EDWARD ABBEY QUOTES III

American author (1927-1989)

The city itself swung slowly toward us silent as a dream. No sign of life but puffs of steam from skyscraper chimneys, the motion of the traffic. The mighty towers stood like tombstones in a graveyard, leaning against the sky and waiting for -- for what? Someday we'll know.

EDWARD ABBEY

"Manhattan Twilight, Hoboken Night", The Journey Home

Tags: cities


All we have, it seems to me, is the beauty of art and nature and life, and the love which that beauty inspires.

EDWARD ABBEY

"Fire Lookout: Numa Ridge", The Journey Home

Tags: beauty


Growth for the sake of growth is the ideology of the cancer cell.

EDWARD ABBEY

The Journey Home

Tags: growth


Do not burn yourselves out. Be as I am -- a reluctant enthusiast ... a part-time crusader, a half-hearted fanatic. Save the other half of yourselves and your lives for pleasure and adventure.

EDWARD ABBEY

attributed, Saving Nature's Legacy


Walking is the only form of transportation in which a man proceeds erect -- like a man -- on his own legs, under his own power. There is immense satisfaction in that.

EDWARD ABBEY

Postcards from Ed

Tags: walking


Contempt for animal life leads to contempt for human life.

EDWARD ABBEY

One Life at a Time, Please

Tags: animals


Where life is there is death, reasons the vulture, and where there's death there's hope.

EDWARD ABBEY

One Life at a Time, Please

Tags: death


A pessimist is simply an optimist in full possession of the facts.

EDWARD ABBEY

Hayduke Lives

Tags: pessimism


At that moment I was ready to forsake my other home, forsake my mother and father and little sister and all my friends, and spend the rest of my life in the desert eating cactus for lunch, drinking blood at cocktail time, and letting the ferocious sun flay me skin and soul. I'd gladly have traded parents, school, a college education and a career for one dependable saddle hourse.
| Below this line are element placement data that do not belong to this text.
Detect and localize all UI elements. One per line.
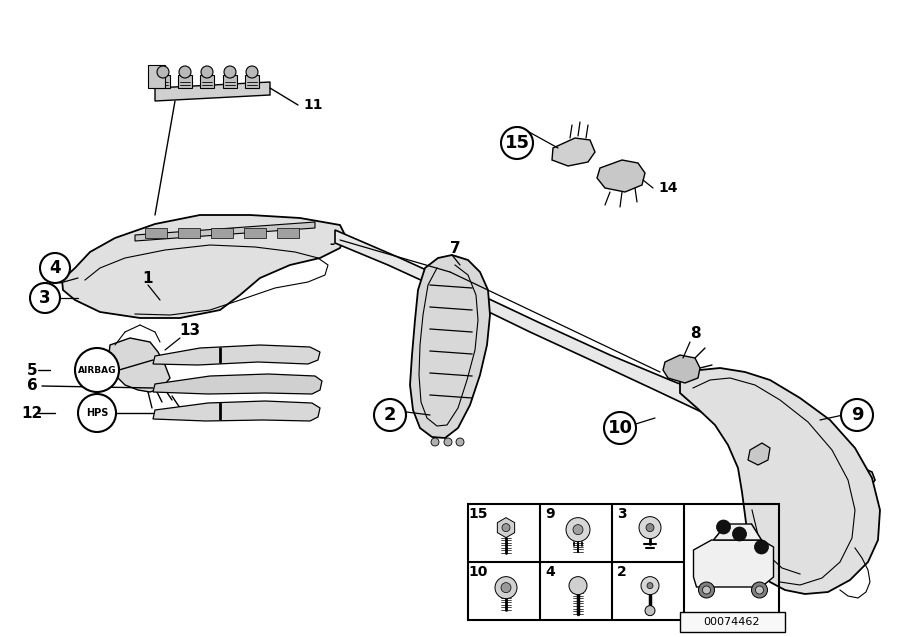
Text: 7: 7 [450, 241, 460, 255]
Circle shape [456, 438, 464, 446]
Circle shape [733, 527, 746, 541]
Circle shape [246, 66, 258, 78]
Circle shape [30, 283, 60, 313]
Text: 6: 6 [27, 378, 38, 394]
Polygon shape [694, 540, 773, 587]
Circle shape [703, 586, 710, 594]
Circle shape [841, 399, 873, 431]
Bar [277, 228, 299, 238]
Text: 15: 15 [468, 508, 488, 522]
Text: 5: 5 [27, 362, 37, 378]
Text: 9: 9 [850, 406, 863, 424]
Circle shape [646, 524, 654, 532]
Bar [680, 612, 785, 632]
Bar [244, 228, 266, 238]
Circle shape [444, 438, 452, 446]
Polygon shape [498, 518, 515, 538]
Polygon shape [663, 355, 700, 383]
Text: 4: 4 [545, 566, 555, 580]
Polygon shape [597, 160, 645, 192]
Text: 1: 1 [143, 271, 153, 285]
Circle shape [639, 517, 661, 539]
Circle shape [501, 127, 533, 159]
Text: HPS: HPS [86, 408, 108, 418]
Polygon shape [135, 222, 315, 241]
Text: 2: 2 [383, 406, 396, 424]
Circle shape [573, 525, 583, 534]
Bar [145, 228, 167, 238]
Polygon shape [714, 524, 761, 540]
Text: 10: 10 [468, 566, 488, 580]
Circle shape [224, 66, 236, 78]
Polygon shape [335, 230, 875, 490]
Text: 10: 10 [608, 419, 633, 437]
Polygon shape [153, 401, 320, 421]
Polygon shape [200, 75, 214, 88]
Circle shape [374, 399, 406, 431]
Text: 12: 12 [22, 406, 42, 420]
Polygon shape [62, 215, 345, 318]
Polygon shape [410, 255, 490, 438]
Polygon shape [748, 443, 770, 465]
Circle shape [40, 253, 70, 283]
Circle shape [755, 586, 763, 594]
Circle shape [569, 576, 587, 595]
Text: 9: 9 [545, 508, 554, 522]
Circle shape [495, 576, 517, 599]
Bar [468, 504, 779, 620]
Text: 14: 14 [658, 181, 678, 195]
Polygon shape [178, 75, 192, 88]
Text: 15: 15 [505, 134, 529, 152]
Polygon shape [552, 138, 595, 166]
Polygon shape [108, 338, 170, 392]
Circle shape [641, 576, 659, 595]
Polygon shape [153, 374, 322, 394]
Circle shape [754, 540, 769, 554]
Text: 4: 4 [50, 259, 61, 277]
Text: 3: 3 [617, 508, 626, 522]
Text: 8: 8 [689, 326, 700, 341]
Circle shape [698, 582, 715, 598]
Polygon shape [680, 368, 880, 594]
Text: 3: 3 [40, 289, 50, 307]
Text: -: - [329, 238, 335, 250]
Bar [178, 228, 200, 238]
Text: AIRBAG: AIRBAG [77, 366, 116, 375]
Circle shape [431, 438, 439, 446]
Circle shape [566, 518, 590, 541]
Text: 11: 11 [303, 98, 322, 112]
Circle shape [157, 66, 169, 78]
Polygon shape [223, 75, 237, 88]
Text: 13: 13 [179, 322, 201, 338]
Text: 2: 2 [617, 566, 627, 580]
Text: 00074462: 00074462 [704, 617, 760, 627]
Polygon shape [156, 75, 170, 88]
Circle shape [201, 66, 213, 78]
Circle shape [78, 394, 116, 432]
Circle shape [645, 606, 655, 615]
Bar [211, 228, 233, 238]
Polygon shape [153, 345, 320, 365]
Circle shape [604, 412, 636, 444]
Circle shape [716, 520, 731, 534]
Circle shape [75, 348, 119, 392]
Circle shape [647, 583, 653, 589]
Polygon shape [148, 65, 165, 88]
Circle shape [501, 583, 511, 592]
Circle shape [752, 582, 768, 598]
Circle shape [179, 66, 191, 78]
Polygon shape [245, 75, 259, 88]
Circle shape [502, 524, 510, 532]
Polygon shape [155, 82, 270, 101]
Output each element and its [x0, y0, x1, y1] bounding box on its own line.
Later that night, of course, alone in bed, the deadly homesickness would strike me faint.

EDWARD ABBEY

Fire on the Mountain


Our culture runs on coffee and gasoline, the first often tasting like the second.

EDWARD ABBEY

Down the River

Tags: coffee


A great thirst is a great joy when quenched in time.

EDWARD ABBEY

"Water", Desert Solitaire


When I write "paradise" I mean not only apple trees and golden women but also scorpions and tarantulas and flies, rattlesnakes and Gila monsters, sandstorms, volcanoes and earthquakes, bacteria and bear, cactus, yucca, bladderweed, ocotillo and mesquite, flash floods and quicksand, and yes -- disease and death and the rotting of flesh.

EDWARD ABBEY

"Down the River", Desert Solitaire

Tags: paradise


To die alone, on rock under sun at the brink of the unknown, like a wolf, like a great bird, seems to me very good fortune indeed.

EDWARD ABBEY

"The Dead Man at Grandview Point", Desert Solitaire

Tags: death


Growth for the sake of growth is a cancerous madness.

EDWARD ABBEY

"Water", Desert Solitaire

Tags: growth


Each thing in its way, when true to its own character, is equally beautiful.

EDWARD ABBEY

"Cliffrose and Bayonets", Desert Solitaire

Tags: beauty


The most attractive feature of Alaska, I say, is its small, insignificant human population.

EDWARD ABBEY

Beyond the Wall: Essays from the Outside


The desert rat carries one distinction like a halo: he has learned to love the kind of country that most people find unlovable.

EDWARD ABBEY

Beyond the Wall: Essays from the Outside

Tags: desert


I try to think of a favorite among my arid-country flowers. But I love them all. How could we be true to one without being false to all the others?

EDWARD ABBEY

Beyond the Wall: Essays from the Outside

Tags: flowers


We like the taste of freedom ... because we like the smell of danger.

EDWARD ABBEY

Beyond the Wall: Essays from the Outside

Tags: freedom


We're all undesirable elements from somebody's point of view.